81466.fb2 Вероятностный мир - читать онлайн бесплатно полную версию книги . Страница 8

Вероятностный мир - читать онлайн бесплатно полную версию книги . Страница 8

Однозначно ясно, что еще сказала бы она, добавь он к своей арифметической ошибке таинственное сообщение полушепотом: «А знаете, я вдобавок хочу предупредить вас по секрету, что мои карманные часы, — вот эти, — идут в вашем трамвае чуть–чуть медленнее, чем шли они на остановке, а наш вагон стал чуть–чуть короче, чем был, и — честное слово! — это правда» Угадывается ее уже не досадливый, а сокрушенный голос: «Ах, бедный вы мой, я как чувствовала! И чего ж они, бессердечные, пускают вас из Далльдорфа без провожатых?!» (В Лондоне кондукторша сказала бы — «из Бедлама», в Москве — «из психушки».)

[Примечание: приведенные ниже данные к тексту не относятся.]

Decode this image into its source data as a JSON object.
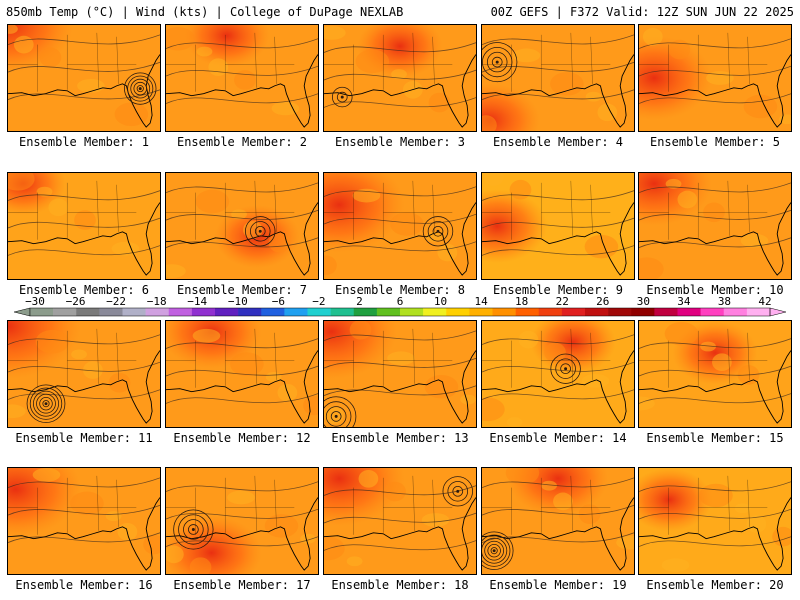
{
  "header": {
    "left": "850mb Temp (°C) | Wind (kts) | College of DuPage NEXLAB",
    "right": "00Z GEFS | F372 Valid: 12Z SUN JUN 22 2025"
  },
  "colorbar": {
    "labels": [
      "-30",
      "-26",
      "-22",
      "-18",
      "-14",
      "-10",
      "-6",
      "-2",
      "2",
      "6",
      "10",
      "14",
      "18",
      "22",
      "26",
      "30",
      "34",
      "38",
      "42"
    ],
    "colors": [
      "#8c9c8c",
      "#a0a0a0",
      "#7a7a7a",
      "#8a8a9a",
      "#b0b0c8",
      "#d0a0e0",
      "#c060e0",
      "#9030d0",
      "#6020c0",
      "#3030c0",
      "#2060e0",
      "#20a0f0",
      "#20d0d0",
      "#20c090",
      "#20a040",
      "#60c020",
      "#b0e020",
      "#f0f020",
      "#ffd000",
      "#ffb000",
      "#ff9000",
      "#ff6000",
      "#f04010",
      "#e02020",
      "#c01010",
      "#a00808",
      "#900000",
      "#c00040",
      "#e00080",
      "#ff40c0",
      "#ff80e0",
      "#ffb0f0"
    ]
  },
  "panels": [
    {
      "label": "Ensemble Member: 1",
      "base": "#ff9a1a",
      "warm": [
        0.0,
        0.0,
        0.3
      ],
      "lows": [
        [
          0.87,
          0.6,
          5
        ]
      ]
    },
    {
      "label": "Ensemble Member: 2",
      "base": "#ff9a1a",
      "warm": [
        0.4,
        0.1,
        0.15
      ],
      "lows": []
    },
    {
      "label": "Ensemble Member: 3",
      "base": "#ff9a1a",
      "warm": [
        0.5,
        0.2,
        0.15
      ],
      "lows": [
        [
          0.12,
          0.68,
          2
        ]
      ]
    },
    {
      "label": "Ensemble Member: 4",
      "base": "#ff9a1a",
      "warm": [
        0.05,
        0.9,
        0.2
      ],
      "lows": [
        [
          0.1,
          0.35,
          4
        ]
      ]
    },
    {
      "label": "Ensemble Member: 5",
      "base": "#ff9a1a",
      "warm": [
        0.1,
        0.5,
        0.25
      ],
      "lows": []
    },
    {
      "label": "Ensemble Member: 6",
      "base": "#ffa31a",
      "warm": [
        0.1,
        0.1,
        0.15
      ],
      "lows": []
    },
    {
      "label": "Ensemble Member: 7",
      "base": "#ff9a1a",
      "warm": [
        0.6,
        0.6,
        0.15
      ],
      "lows": [
        [
          0.62,
          0.55,
          3
        ]
      ]
    },
    {
      "label": "Ensemble Member: 8",
      "base": "#ff9a1a",
      "warm": [
        0.1,
        0.3,
        0.3
      ],
      "lows": [
        [
          0.75,
          0.55,
          3
        ]
      ]
    },
    {
      "label": "Ensemble Member: 9",
      "base": "#ffb01a",
      "warm": [
        0.1,
        0.5,
        0.2
      ],
      "lows": []
    },
    {
      "label": "Ensemble Member: 10",
      "base": "#ff9a1a",
      "warm": [
        0.1,
        0.1,
        0.25
      ],
      "lows": []
    },
    {
      "label": "Ensemble Member: 11",
      "base": "#ff9a1a",
      "warm": [
        0.0,
        0.05,
        0.35
      ],
      "lows": [
        [
          0.25,
          0.78,
          6
        ]
      ]
    },
    {
      "label": "Ensemble Member: 12",
      "base": "#ff9a1a",
      "warm": [
        0.3,
        0.1,
        0.2
      ],
      "lows": []
    },
    {
      "label": "Ensemble Member: 13",
      "base": "#ff9a1a",
      "warm": [
        0.05,
        0.1,
        0.3
      ],
      "lows": [
        [
          0.08,
          0.9,
          4
        ]
      ]
    },
    {
      "label": "Ensemble Member: 14",
      "base": "#ffaa1a",
      "warm": [
        0.6,
        0.2,
        0.15
      ],
      "lows": [
        [
          0.55,
          0.45,
          3
        ]
      ]
    },
    {
      "label": "Ensemble Member: 15",
      "base": "#ffa31a",
      "warm": [
        0.5,
        0.3,
        0.15
      ],
      "lows": []
    },
    {
      "label": "Ensemble Member: 16",
      "base": "#ff9a1a",
      "warm": [
        0.05,
        0.2,
        0.3
      ],
      "lows": []
    },
    {
      "label": "Ensemble Member: 17",
      "base": "#ff9a1a",
      "warm": [
        0.3,
        0.8,
        0.2
      ],
      "lows": [
        [
          0.18,
          0.58,
          4
        ]
      ]
    },
    {
      "label": "Ensemble Member: 18",
      "base": "#ff9a1a",
      "warm": [
        0.1,
        0.1,
        0.3
      ],
      "lows": [
        [
          0.88,
          0.22,
          3
        ]
      ]
    },
    {
      "label": "Ensemble Member: 19",
      "base": "#ff9a1a",
      "warm": [
        0.5,
        0.1,
        0.2
      ],
      "lows": [
        [
          0.08,
          0.78,
          6
        ]
      ]
    },
    {
      "label": "Ensemble Member: 20",
      "base": "#ffaa1a",
      "warm": [
        0.2,
        0.3,
        0.15
      ],
      "lows": []
    }
  ]
}
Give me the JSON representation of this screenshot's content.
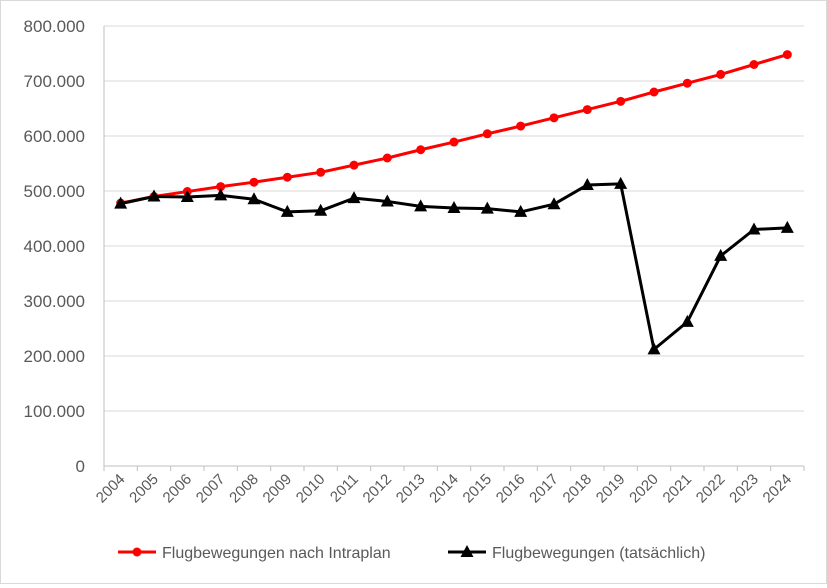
{
  "chart_data": {
    "type": "line",
    "x": [
      "2004",
      "2005",
      "2006",
      "2007",
      "2008",
      "2009",
      "2010",
      "2011",
      "2012",
      "2013",
      "2014",
      "2015",
      "2016",
      "2017",
      "2018",
      "2019",
      "2020",
      "2021",
      "2022",
      "2023",
      "2024"
    ],
    "ylim": [
      0,
      800000
    ],
    "yticks": [
      0,
      100000,
      200000,
      300000,
      400000,
      500000,
      600000,
      700000,
      800000
    ],
    "ytick_labels": [
      "0",
      "100.000",
      "200.000",
      "300.000",
      "400.000",
      "500.000",
      "600.000",
      "700.000",
      "800.000"
    ],
    "grid": true,
    "legend_position": "bottom",
    "series": [
      {
        "name": "Flugbewegungen nach Intraplan",
        "color": "#ff0000",
        "marker": "circle",
        "values": [
          478000,
          490000,
          499000,
          508000,
          516000,
          525000,
          534000,
          547000,
          560000,
          575000,
          589000,
          604000,
          618000,
          633000,
          648000,
          663000,
          680000,
          696000,
          712000,
          730000,
          748000
        ]
      },
      {
        "name": "Flugbewegungen (tatsächlich)",
        "color": "#000000",
        "marker": "triangle",
        "values": [
          477000,
          490000,
          489000,
          492000,
          485000,
          462000,
          464000,
          487000,
          481000,
          472000,
          469000,
          468000,
          462000,
          476000,
          511000,
          513000,
          212000,
          262000,
          382000,
          430000,
          433000
        ]
      }
    ]
  }
}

Но нет, не симпатичные кондукторши, а разгневанные профессора позволяли себе говорить об Эйнштейне в этом стиле, только без сочувственного «ах!» А один из них — физик с несомненными заслугами, Нобелевский лауреат, глава института в Гейдельберге, Филип Ленард — человек с бесстрастным лицом и тускло–жестокими глазами иезуита — произносил слова куда более скверные, вдохновляя задолго до Гитлера националистическую травлю «неарийца» — создателя теории относительности. Впрочем, это было закономерно: до Эйнштейна его жертвой стал безупречный ариец Рентген, провинившийся тем, что сумел открыть лучи, которых Ленард в сходных опытах открыть не сумел, хоть и мог это сделать. Честнейшего Рентгена он обвинил чуть ли не в плагиате. Но позже фашизм вознаградил его за нацистские заслуги: в гитлеровской литературе по физике— бывала и такая! — рентгеновские лучи именовались «лучами Ленарда». В глумлении над теорией относительности от него не отставал и другой Нобелевский лауреат — Иоганнес Штарк, тоже одичавший от националистической мечты о гегемонии.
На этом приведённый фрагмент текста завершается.